Today was a typical day: carpool pick-up, after school errands, and a trip to the local pizza store for dinner. When we got out of the car, I grabbed two quarters from my wallet for the parking meter. I handed the first quarter to my younger (four-year-old) daughter who promptly told me, “My sister can go first.” “That’s very generous of you,” I beamed and gave her a big hug. The girls love feeding the meters!
When I handed the second quarter to my six-year-old daughter she asked, “Do you have any more of these?” “No,” I replied, not sure what she was getting at. “Oh, OK. In that case I’ll let my sister have this one,” she said as she handed the coin back to me. “That’s so generous!” I exclaimed and gave her a kiss, “but don’t worry, she already has a quarter and she wants you to have the first turn at the meter!” When the girls realized what had just happened they giggled and hugged each other.
Upon seeing this, I was reminded of a very similar story told about two brothers. One was married with kids, the other was single and lived alone. Their houses were right next to each other, and their backyards connected. Every night, each brother would sneak out of his respective home and secretly leave some of his crops on the other’s property. The married brother wanted to help his single brother – he was all alone and had no one else to look out for him. The single brother wanted to help his married brother. He had many mouths to feed, and the single brother wanted to relieve the burden.
After years of carrying out this ritual, one night the two brothers happened to leave their homes at the same exact time and their paths crossed along the way. Each brother saw the other with his handful of crops. When the brothers realized what was going on, they dropped their loads, embraced, and cried on each other’s shoulders.
We’re told, that when Hashem (God) saw this scene play out, He decided to build the Beis HaMikdash (The Holy Temple in Jerusalem) in this exact spot. Now I had heard this story years ago, and I thought I understood it then: the brothers did a mitzvah, it made Hashem happy, so He decided to set up shop there.
Tonight, though, after seeing my daughters’ generosity, I realized that there was a deeper reason as to why the spot was chosen. Although we have a very hard time grasping what it was like to have a Beis HaMikdash, (since it’s been gone for two thousand years) one thing we do understand is that it was built so that Hashem could be close to us.
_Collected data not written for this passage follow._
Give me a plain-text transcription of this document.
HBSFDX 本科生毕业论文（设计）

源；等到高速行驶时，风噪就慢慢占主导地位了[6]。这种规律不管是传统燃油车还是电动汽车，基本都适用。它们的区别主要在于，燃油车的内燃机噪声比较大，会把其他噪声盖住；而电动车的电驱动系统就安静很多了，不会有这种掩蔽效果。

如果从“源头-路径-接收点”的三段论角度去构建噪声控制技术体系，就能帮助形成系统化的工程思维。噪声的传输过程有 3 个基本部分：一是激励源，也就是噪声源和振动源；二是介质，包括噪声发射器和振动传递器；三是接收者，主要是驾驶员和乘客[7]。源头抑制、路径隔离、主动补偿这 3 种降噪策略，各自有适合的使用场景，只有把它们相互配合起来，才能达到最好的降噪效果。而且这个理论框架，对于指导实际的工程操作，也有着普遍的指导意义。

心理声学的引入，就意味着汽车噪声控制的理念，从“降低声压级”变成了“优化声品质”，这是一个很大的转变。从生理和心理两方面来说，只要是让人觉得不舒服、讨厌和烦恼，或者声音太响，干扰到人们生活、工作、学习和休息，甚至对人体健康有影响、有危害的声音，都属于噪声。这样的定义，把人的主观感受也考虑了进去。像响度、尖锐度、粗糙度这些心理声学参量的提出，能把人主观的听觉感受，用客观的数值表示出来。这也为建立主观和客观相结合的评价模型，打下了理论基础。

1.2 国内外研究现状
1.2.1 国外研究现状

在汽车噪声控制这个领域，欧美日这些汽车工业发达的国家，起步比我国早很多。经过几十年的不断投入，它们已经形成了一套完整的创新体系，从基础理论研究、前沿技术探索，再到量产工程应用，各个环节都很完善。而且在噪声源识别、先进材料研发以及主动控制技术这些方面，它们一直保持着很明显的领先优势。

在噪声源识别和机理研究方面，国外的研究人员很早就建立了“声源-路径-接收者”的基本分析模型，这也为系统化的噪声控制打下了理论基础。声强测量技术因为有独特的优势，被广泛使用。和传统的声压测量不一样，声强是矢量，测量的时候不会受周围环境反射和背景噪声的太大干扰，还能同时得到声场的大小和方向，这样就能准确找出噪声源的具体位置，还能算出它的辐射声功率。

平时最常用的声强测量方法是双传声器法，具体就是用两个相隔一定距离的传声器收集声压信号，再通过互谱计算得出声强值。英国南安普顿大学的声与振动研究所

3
This evening, when I saw my little girls taking care of each other so nicely, treating each other so kindly, I understood exactly why Hashem chose the spot of the brother’s embrace as His Holy of Holies. When we see our kids behaving in such selfless, ego-free ways, all we want to do is be close to them.
May we make Our Father in Heaven proud with how we treat one another and merit to have this Tisha B’Av be the last one forever.